Circonstance : Clôture de l'assemblée plénière du Conseil de l'information sexuelle à Paris le 31 mai 2000

Texte intégral

Je suis particulièrement heureuse d'intervenir à l'assemblée Plénière du Conseil Supérieur de l'information sexuelle. Je souhaite vous informer et vous consulter sur le contenu des outils pédagogiques que je transmettrai au Ministre de l'Education Nationale.
Comme vous le savez, j'ai souhaité, lorsque j'étais Ministre de l'Enseignement Scolaire, relancer l'éducation à la sexualité au collège et au lycée dans le cadre d'une démarche globale d'éducation à la santé avec pour objectif de promouvoir une authentique éducation à la vie.
Il m'est apparu nécessaire de définir les fondements de cette action qui doit affirmer le bonheur de la rencontre et la dimension affective et relationnelle de la sexualité, tout en intégrant la prévention des risques liés aux maladies sexuellement transmissibles, aux grossesses précoces et aux abus sexuels.
Aujourd'hui, Ministre de la Famille et de l'Enfance, la continuité de cette action m'a conduite à finaliser la démarche et les documents ci-joints.
1/ L'éducation à la sexualité : une responsabilité partagée entre les parents et l'école
Le rôle des parents est bien entendu fondamental en ce domaine.
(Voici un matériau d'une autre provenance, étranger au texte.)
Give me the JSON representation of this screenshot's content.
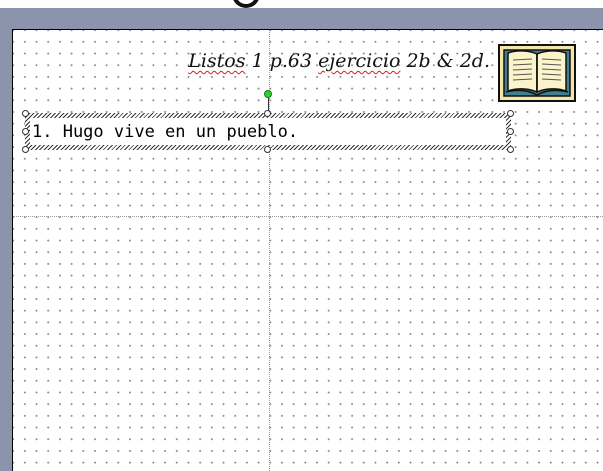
{
  "slide": {
    "title_prefix": "Listos",
    "title_middle": " 1 p.63 ",
    "title_ejercicio": "ejercicio",
    "title_suffix": " 2b & 2d."
  },
  "textbox": {
    "text": "1. Hugo vive en un pueblo."
  },
  "colors": {
    "frame": "#8c93ad",
    "rotate_handle": "#2bd42b",
    "spell_underline": "#d02020"
  },
  "icons": {
    "book": "open-book-icon"
  }
}
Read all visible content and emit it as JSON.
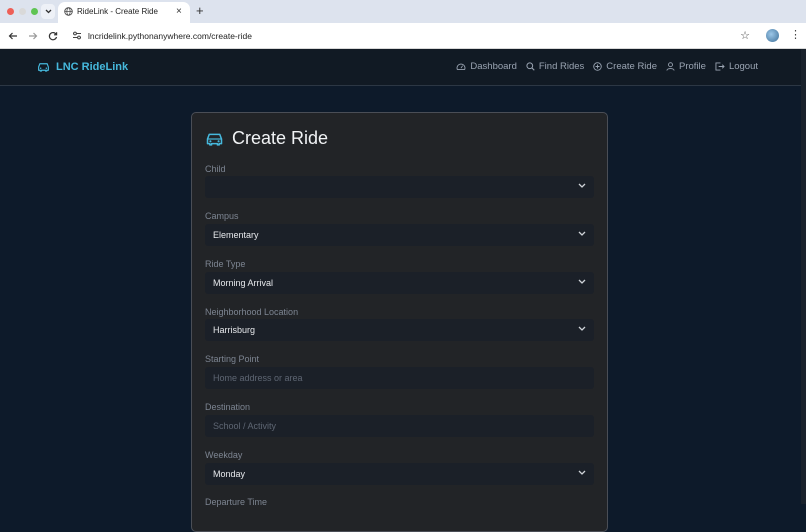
{
  "browser": {
    "tab_title": "RideLink - Create Ride",
    "close_glyph": "×",
    "new_tab_glyph": "+",
    "url": "lncridelink.pythonanywhere.com/create-ride"
  },
  "navbar": {
    "brand": "LNC RideLink",
    "links": [
      {
        "label": "Dashboard",
        "icon": "speedometer-icon"
      },
      {
        "label": "Find Rides",
        "icon": "search-icon"
      },
      {
        "label": "Create Ride",
        "icon": "plus-circle-icon"
      },
      {
        "label": "Profile",
        "icon": "user-icon"
      },
      {
        "label": "Logout",
        "icon": "logout-icon"
      }
    ]
  },
  "form": {
    "title": "Create Ride",
    "fields": [
      {
        "label": "Child",
        "type": "select",
        "value": ""
      },
      {
        "label": "Campus",
        "type": "select",
        "value": "Elementary"
      },
      {
        "label": "Ride Type",
        "type": "select",
        "value": "Morning Arrival"
      },
      {
        "label": "Neighborhood Location",
        "type": "select",
        "value": "Harrisburg"
      },
      {
        "label": "Starting Point",
        "type": "input",
        "placeholder": "Home address or area"
      },
      {
        "label": "Destination",
        "type": "input",
        "placeholder": "School / Activity"
      },
      {
        "label": "Weekday",
        "type": "select",
        "value": "Monday"
      },
      {
        "label": "Departure Time",
        "type": "input"
      }
    ]
  },
  "colors": {
    "accent": "#46b9dd",
    "card_bg": "#222427",
    "control_bg": "#1b2028"
  }
}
Ils doivent être à l'écoute des questions que se posent leurs enfants et sont fondés à leur faire partager leurs convictions ou leurs valeurs.
Ils sont le plus souvent prêts à aider leurs enfants lorsque ceux-ci, à l'adolescence, sont confrontés à des difficultés majeures. Les infirmières scolaires en témoignent : la jeune fille face à une grossesse non-désirée trouve, plus souvent qu'on l'imagine, le soutien de sa famille, ou d'un parent pour surmonter sa détresse.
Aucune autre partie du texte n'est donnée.